Is The New York Times Good Now? No.

The New York Times has not suddenly developed a conscience; they are seeing the tides turn. On May 11, 2026, the newspaper published Nicholas Kristof’s op-ed titled “The Silence That Meets the Rape of Palestinians,” a belated acknowledgement of the widespread Israeli sexual violence against Palestinian detainees. This silence has been particularly loud in the pages of the Times. The Palestine solidarity movement’s decision to boycott, divest, and unsubscribe from the “paper of record” has raised the cost of that silence.

If the Times were a serious organization, the systematic sexual abuse in Israeli prisons would have been a front-page story years ago. Instead, the testimonies of fourteen survivors, Israeli lawyers on record confirming the rape of Palestinian prisoners, and a UN report describing sexualized torture as Israeli standard operating procedure collected by Kristof were relegated to the Opinion section. Now, after more than two years of sustained public pressure from the Palestine solidarity movement, the Times is catching up to reality — and trying to revise its own history.

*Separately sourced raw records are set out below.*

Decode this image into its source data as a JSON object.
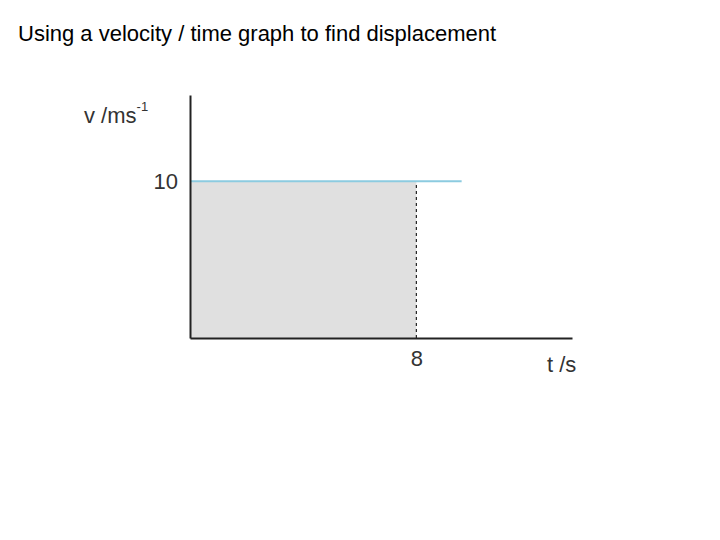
{
  "chart_data": {
    "type": "line",
    "title": "Using a velocity / time graph to find displacement",
    "x_label": "t /s",
    "y_label": {
      "text": "v /ms",
      "superscript": "-1"
    },
    "x": [
      0,
      9.6
    ],
    "values": [
      10,
      10
    ],
    "color": "#8ccbe0",
    "area": {
      "x": [
        0,
        8
      ],
      "values": [
        10,
        10
      ],
      "color": "#e0e0e0"
    },
    "xlim": [
      0,
      13.5
    ],
    "ylim": [
      0,
      15.5
    ],
    "xticks": [
      8
    ],
    "yticks": [
      10
    ],
    "grid": false
  }
}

Kristof bookends his piece with a false equivalence: He starts by uncritically invoking debunked claims of “brutal sexual assaults against Israeli women during the Hamas-led attack on Israel on October 7, 2023." He closes by placing these unsubstantiated claims on the same evidentiary footing as the well-documented abuse and torture that Zionist soldiers have inflicted on Palestinians in captivity: "The horrific abuse inflicted on Israeli women on Oct. 7 now happens to Palestinians day after day."

Kristof’s equivocations reframe a genocide into a both sides, tit-for-tat conflict. Yet no matter how hard he or the Times tries to contort reality, the global majority sees it clearly: Israel is committing genocide in Palestine, and sexual torture has long been part of its strategy.

Even when it documents Palestinian suffering, the Times foregrounds the false allegations of mass sexual abuse on October 7 — allegations that it played a key role in fabricating. The foundational piece of this myth, "Screams Without Words," is a masterclass in shoddy journalism. Its sources recanted under scrutiny, and one of its authors, a former Israeli intelligence officer, was fired for liking openly genocidal posts. Despite these violations of journalistic integrity, the Times has refused to retract the piece.

Do not mistake the bile directed at Kristof’s piece as evidence that the Times has turned a new page. The hundreds of Zionists who gathered outside the Times building and the Israeli officials now threatening to sue the paper share a deep sense of betrayal. The paper that has long served as Israel’s mouthpiece, with a long history of uncritically laundering Zionist propaganda, is showing faint signs of losing faith — or, more probably, losing subscribers. Kristof’s op-ed should be understood primarily as self-preservation for the Times’ brand.

A day after running Kristof’s piece in the Opinion section, the Times published a piece in its international section covering a new report repackaging old allegations of mass sexual violence at the hands of Hamas. What Isabel Kershner, whose two sons served in the IOF, failed to mention in the piece is that Israeli media already exposed the author of the report as a fraud who has been caught fabricating evidence of sexual abuse by Hamas before.

Cracks are beginning to show in corporate media’s commitment to the Zionist project. We must keep up the pressure. More than 500 writers and activists have pledged not to write for the paper’s Opinion section. Multitudes refuse to engage with the genocidal rag’s propaganda. Forcing the paper to retract “Screams Without Words” — a fatal hallucination on par with the Times’ lies about Iraq in 2003 — is a first demand. We owe it to the people of Palestine to demand that Western news outlets accurately report on the ongoing genocide and stop shielding the Zionst state from accountability.